Professor Masud Husain
Masud read Physiological Sciences / Medicine (1981-84) at Oxford before completing his PhD here in 1987. He held a Harkness Fellowship and was a postdoctoral fellow at MIT, prior to returning to Oxford to finish his clinical degree. After Neurology training in London, he held a joint appointment as Consultant Neurologist and Wellcome Trust Senior Fellow (2000-12).
In 2013, he was awarded a Principal Fellowship by The Wellcome Trust and moved to Oxford where he is a Professorial Fellow at New College. Previously he was Professor of Clinical Neurology at UCL & The National Hospital for Neurology & Neurosurgery, London and Deputy Director of the UCL Institute of Cognitive Neuroscience.
- Graham Bull Prize in Clinical Science, Royal College of Physicians London
- Elizabeth Warrington Prize, British Neuropsychological Society.

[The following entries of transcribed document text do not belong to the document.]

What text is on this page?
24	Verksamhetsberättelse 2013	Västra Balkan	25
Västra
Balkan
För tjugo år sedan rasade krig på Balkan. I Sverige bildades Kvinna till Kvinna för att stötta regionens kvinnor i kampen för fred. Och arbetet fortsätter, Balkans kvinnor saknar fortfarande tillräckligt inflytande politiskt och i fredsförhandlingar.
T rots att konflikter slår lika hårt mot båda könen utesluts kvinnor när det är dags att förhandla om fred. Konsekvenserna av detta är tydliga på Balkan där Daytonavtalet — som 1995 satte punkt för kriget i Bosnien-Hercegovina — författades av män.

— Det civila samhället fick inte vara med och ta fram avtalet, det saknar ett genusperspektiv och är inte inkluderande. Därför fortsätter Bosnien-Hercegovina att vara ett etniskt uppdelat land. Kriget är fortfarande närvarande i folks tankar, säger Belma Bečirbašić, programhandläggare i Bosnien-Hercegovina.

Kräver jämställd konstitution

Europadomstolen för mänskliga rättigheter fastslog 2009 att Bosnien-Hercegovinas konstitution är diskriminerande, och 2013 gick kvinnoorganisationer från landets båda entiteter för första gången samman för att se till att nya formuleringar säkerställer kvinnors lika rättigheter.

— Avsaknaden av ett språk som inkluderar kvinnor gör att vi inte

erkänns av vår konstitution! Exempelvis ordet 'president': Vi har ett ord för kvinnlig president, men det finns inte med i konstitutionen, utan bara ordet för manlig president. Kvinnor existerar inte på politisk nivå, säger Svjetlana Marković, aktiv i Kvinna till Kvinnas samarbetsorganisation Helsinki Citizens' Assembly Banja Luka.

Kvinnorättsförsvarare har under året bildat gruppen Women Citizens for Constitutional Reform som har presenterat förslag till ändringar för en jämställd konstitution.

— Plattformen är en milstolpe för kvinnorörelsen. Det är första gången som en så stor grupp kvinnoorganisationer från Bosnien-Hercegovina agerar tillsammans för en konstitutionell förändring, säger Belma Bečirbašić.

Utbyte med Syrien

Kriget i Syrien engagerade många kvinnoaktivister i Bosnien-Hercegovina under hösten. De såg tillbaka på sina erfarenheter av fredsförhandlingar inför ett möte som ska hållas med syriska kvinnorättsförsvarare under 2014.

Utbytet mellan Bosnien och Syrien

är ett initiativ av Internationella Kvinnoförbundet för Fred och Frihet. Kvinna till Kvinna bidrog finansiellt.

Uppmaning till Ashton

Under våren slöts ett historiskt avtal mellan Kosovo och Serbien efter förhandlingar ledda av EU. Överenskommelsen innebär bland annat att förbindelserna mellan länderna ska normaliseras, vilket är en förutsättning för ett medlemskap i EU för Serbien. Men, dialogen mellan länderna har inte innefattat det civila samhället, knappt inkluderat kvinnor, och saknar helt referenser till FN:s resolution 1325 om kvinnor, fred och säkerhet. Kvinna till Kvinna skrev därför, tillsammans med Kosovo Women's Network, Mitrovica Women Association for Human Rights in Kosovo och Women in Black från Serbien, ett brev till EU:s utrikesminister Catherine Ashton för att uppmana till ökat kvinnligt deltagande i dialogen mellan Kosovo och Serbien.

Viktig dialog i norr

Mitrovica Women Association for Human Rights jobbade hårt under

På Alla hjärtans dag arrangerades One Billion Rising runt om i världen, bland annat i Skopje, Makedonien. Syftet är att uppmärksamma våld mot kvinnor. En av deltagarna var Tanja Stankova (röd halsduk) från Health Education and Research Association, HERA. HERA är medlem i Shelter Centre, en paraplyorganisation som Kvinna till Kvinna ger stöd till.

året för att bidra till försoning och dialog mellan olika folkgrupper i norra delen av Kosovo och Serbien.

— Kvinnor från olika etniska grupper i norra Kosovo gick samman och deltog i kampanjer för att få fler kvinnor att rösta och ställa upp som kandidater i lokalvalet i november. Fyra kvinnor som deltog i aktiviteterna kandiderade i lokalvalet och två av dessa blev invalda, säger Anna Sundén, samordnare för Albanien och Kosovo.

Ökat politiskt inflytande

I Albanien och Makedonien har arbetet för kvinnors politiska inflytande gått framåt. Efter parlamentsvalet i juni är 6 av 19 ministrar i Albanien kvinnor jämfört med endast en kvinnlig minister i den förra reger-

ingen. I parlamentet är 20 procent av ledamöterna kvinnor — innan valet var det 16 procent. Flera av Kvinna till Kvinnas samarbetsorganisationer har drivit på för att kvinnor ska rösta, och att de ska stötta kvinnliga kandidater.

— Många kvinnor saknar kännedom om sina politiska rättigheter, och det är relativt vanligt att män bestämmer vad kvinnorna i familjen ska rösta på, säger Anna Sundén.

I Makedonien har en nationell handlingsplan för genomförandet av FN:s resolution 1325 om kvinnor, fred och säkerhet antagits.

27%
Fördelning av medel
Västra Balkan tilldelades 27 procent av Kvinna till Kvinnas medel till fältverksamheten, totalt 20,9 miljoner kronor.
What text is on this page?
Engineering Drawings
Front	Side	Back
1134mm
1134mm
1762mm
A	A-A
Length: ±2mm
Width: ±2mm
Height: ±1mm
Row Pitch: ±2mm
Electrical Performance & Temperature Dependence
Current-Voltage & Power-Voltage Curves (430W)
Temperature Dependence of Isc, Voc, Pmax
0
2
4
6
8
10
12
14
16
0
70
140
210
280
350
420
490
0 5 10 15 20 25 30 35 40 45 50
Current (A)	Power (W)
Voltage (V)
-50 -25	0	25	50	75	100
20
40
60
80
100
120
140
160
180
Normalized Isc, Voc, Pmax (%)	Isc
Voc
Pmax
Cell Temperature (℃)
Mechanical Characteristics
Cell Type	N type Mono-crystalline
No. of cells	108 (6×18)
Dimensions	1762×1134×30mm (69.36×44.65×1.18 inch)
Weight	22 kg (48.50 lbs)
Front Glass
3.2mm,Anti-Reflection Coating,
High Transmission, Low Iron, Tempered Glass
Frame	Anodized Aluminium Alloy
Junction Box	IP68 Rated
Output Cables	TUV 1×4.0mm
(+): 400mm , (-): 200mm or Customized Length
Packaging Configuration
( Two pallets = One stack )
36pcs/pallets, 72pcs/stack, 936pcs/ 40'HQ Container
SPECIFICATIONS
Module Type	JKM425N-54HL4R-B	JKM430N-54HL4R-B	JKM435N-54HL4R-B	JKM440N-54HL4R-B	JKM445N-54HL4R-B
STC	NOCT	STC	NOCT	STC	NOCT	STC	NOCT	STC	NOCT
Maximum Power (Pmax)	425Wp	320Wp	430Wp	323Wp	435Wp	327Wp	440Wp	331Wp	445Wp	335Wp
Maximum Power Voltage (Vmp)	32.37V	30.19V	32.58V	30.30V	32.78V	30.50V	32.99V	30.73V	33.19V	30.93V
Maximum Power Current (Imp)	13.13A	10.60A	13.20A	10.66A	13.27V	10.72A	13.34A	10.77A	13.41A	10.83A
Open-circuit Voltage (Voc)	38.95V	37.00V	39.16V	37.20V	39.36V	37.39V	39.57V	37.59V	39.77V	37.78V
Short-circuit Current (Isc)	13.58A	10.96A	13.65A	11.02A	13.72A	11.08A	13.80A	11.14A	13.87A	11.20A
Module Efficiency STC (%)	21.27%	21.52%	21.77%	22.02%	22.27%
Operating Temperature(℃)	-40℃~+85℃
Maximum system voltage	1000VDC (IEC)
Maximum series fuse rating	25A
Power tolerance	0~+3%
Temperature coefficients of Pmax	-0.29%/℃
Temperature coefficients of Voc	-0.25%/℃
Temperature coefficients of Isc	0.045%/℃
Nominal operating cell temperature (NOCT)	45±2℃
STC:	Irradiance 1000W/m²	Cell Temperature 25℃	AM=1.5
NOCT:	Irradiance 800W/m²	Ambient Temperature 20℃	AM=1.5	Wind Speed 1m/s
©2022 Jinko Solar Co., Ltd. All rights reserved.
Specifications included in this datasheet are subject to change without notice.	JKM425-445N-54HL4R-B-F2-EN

- Fellow of Academy of Medical Sciences
- Fellow of American Academy of Neurology
- Fellow of European Academy of Neurology
MA DPhil BMBCh FRCP FMedSci FAAN FEAN
PROFESSOR OF NEUROLOGY & COGNITIVE NEUROSCIENCE
- Wellcome Trust Principal Fellow
- Professorial Fellow, New College, Oxford
- Lead, Neurological Conditions theme, Oxford Biomedical Research Centre
My research focuses on
- disorders of memory
- impulsivity and apathy
Why are people inattentive or forget things quickly? Why do some people act impulsively while others just can't be bothered?
All these problems occur to some extent in healthy people. But they can be profoundly disabling in patients with neurological conditions - from stroke, through neurodegenerative conditions such as Parkinson's or Alzheimer's disease to developmental disorders such as ADHD.
Currently, there are very limited treatments. Understanding underlying mechanisms is therefore crucial.
We've developed techniques to examine attention, short-term or working memory and decision-making in healthy people and patients with neurological disorders.
We've begun to understand some of the brain mechanisms that are disrupted when people don't pay attention, or forget information rapidly, when they make impulsive decisions or just can't be motivated to act. Some of our research has led to novel treatments.
Our research on fundamental mechanisms underlying attention, working memory and motivated decision-making in healthy people is conducted in our labs at the Dept of Experimental Psychology and the West Wing, John Radcliffe Hospital.